Gempa ikut tersenyum tipis. Sementara Taufan memilih mengabaikan ucapan sepupunya tadi.
"Jadi," Gempa berkata lagi, "kamu ingin aku yang mengajarimu?"
Taufan nyengir sambil menatap Gempa. "Tepat!"
Gempa menghela napas, tampak menyesal.
"Maaf, Fan. Aku mau aja sih, sebenarnya. Tapi nggak bisa."
Kening Taufan langsung berkerut-kerut. Persis cucian belum diseterika. "Lho? Kenapa?"
"Gempa sibuk menyiapkan makanan untuk buka puasa," Halilintar yang menyahut.
"Aaargh ... Kenapa semua orang menolakku? Kenapaaa?"
Mulai lagi si Drama King.
Halilintar pasang muka datar. Sementara Gempa terkekeh canggung.
"Ah, aku tahu! Hali bisa mengajarimu," celetuk Gempa tiba-tiba.
Halilintar mengernyit. Sedangkan Taufan langsung menatap horor ke arah Gempa.
"Gem!" Taufan meraih kedua bahu Gempa dan mengguncangnya. "Kau mau menjerumuskanku ke jurang penderitaan?"
"Woy!" Kalau bukan bulan puasa, Halilintar pasti sudah menendang Taufan keluar dari rumahnya.
"Nggak apa-apa, 'kan? Bacaan Qur'an Hali lebih bagus dariku, lho!"

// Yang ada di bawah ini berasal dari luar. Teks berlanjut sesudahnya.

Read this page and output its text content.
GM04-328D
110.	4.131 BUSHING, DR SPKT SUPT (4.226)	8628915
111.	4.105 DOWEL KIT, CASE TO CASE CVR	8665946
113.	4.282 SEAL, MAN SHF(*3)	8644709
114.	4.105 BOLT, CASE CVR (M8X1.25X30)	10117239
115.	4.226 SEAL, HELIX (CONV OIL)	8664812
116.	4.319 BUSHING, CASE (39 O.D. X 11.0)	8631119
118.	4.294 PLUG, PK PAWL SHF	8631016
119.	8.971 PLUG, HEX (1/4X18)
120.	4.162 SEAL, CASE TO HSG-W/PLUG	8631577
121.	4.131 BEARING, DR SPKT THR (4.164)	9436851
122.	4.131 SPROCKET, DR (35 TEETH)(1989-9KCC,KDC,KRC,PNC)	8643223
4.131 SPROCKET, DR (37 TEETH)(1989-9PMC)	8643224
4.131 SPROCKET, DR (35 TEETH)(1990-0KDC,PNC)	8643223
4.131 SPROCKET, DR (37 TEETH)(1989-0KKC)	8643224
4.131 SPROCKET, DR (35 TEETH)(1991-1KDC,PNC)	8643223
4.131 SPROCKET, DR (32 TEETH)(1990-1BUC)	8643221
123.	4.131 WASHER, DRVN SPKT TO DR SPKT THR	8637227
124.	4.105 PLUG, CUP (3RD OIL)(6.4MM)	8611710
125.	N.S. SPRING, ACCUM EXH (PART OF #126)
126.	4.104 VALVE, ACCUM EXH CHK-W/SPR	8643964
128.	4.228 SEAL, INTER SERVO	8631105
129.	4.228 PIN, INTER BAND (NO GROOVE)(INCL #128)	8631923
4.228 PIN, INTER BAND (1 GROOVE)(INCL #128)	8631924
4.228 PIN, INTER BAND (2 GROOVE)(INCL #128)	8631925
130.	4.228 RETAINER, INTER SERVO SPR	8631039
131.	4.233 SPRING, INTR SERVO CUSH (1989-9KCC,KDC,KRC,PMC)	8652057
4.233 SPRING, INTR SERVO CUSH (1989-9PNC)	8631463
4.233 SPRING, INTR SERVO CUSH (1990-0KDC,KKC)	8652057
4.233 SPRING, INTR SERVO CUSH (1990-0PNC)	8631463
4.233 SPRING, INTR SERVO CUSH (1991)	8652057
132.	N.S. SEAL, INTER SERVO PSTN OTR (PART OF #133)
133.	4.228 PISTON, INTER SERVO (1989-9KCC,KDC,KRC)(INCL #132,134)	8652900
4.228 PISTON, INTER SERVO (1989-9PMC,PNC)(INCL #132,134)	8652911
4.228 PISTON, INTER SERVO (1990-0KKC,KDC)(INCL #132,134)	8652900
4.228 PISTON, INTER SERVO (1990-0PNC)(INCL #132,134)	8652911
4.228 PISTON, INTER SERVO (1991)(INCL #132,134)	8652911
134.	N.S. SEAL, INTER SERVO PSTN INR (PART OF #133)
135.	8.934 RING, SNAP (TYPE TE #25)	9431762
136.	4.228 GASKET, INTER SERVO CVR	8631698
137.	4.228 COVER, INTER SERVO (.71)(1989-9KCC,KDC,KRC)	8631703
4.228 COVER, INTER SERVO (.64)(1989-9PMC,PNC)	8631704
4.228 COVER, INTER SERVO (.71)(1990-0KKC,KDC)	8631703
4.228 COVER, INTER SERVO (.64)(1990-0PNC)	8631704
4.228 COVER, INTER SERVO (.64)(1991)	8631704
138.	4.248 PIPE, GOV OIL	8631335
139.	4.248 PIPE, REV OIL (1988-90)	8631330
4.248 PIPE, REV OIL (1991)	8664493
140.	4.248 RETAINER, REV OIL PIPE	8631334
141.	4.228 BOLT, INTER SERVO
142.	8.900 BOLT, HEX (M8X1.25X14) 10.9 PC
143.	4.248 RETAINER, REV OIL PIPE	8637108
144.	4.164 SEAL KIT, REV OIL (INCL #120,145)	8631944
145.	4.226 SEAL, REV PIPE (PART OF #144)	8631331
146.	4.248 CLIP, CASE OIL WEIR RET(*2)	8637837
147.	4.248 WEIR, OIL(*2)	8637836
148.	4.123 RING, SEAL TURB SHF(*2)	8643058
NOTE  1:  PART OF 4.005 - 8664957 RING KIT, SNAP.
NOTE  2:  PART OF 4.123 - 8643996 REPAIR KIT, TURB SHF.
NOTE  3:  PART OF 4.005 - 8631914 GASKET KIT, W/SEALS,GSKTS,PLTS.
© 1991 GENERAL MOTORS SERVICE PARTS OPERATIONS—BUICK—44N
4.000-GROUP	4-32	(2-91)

Kata-kata Gempa membuat Taufan mengarahkan satu tatapan tak percaya.
"Serius?!"
Gempa menjawab pertanyaan itu dengan anggukan plus satu senyum menyejukkan. Mungkin Taufan tidak terlalu percaya kepada Halilintar, tapi Gempa tak pernah berbohong. Karena itu, ditatapnya Halilintar dengan takjub.
"Wooow ..."
"Taufan ... tatapanmu itu malah membuatku merasa diejek. Hentikan."
"Sensi amat."
"Kalau nggak serius mau belajar, pulang sana."
"Iya, iya. Aku serius, kok."
.
Oo)=-=-=-=o=-=-=-=(oO
.
Beberapa menit kemudian, Taufan dan Halilintar sudah duduk bersila di karpet ruang tamu, saling berhadapan. Televisi sudah dimatikan. Meja disingkirkan dulu sementara ke tepi. Tepat di hadapan Taufan sudah tersedia sebuah buku Iqro' bersampul hitam. Buku itu milik Daun, adik bungsu Halilintar dan Gempa.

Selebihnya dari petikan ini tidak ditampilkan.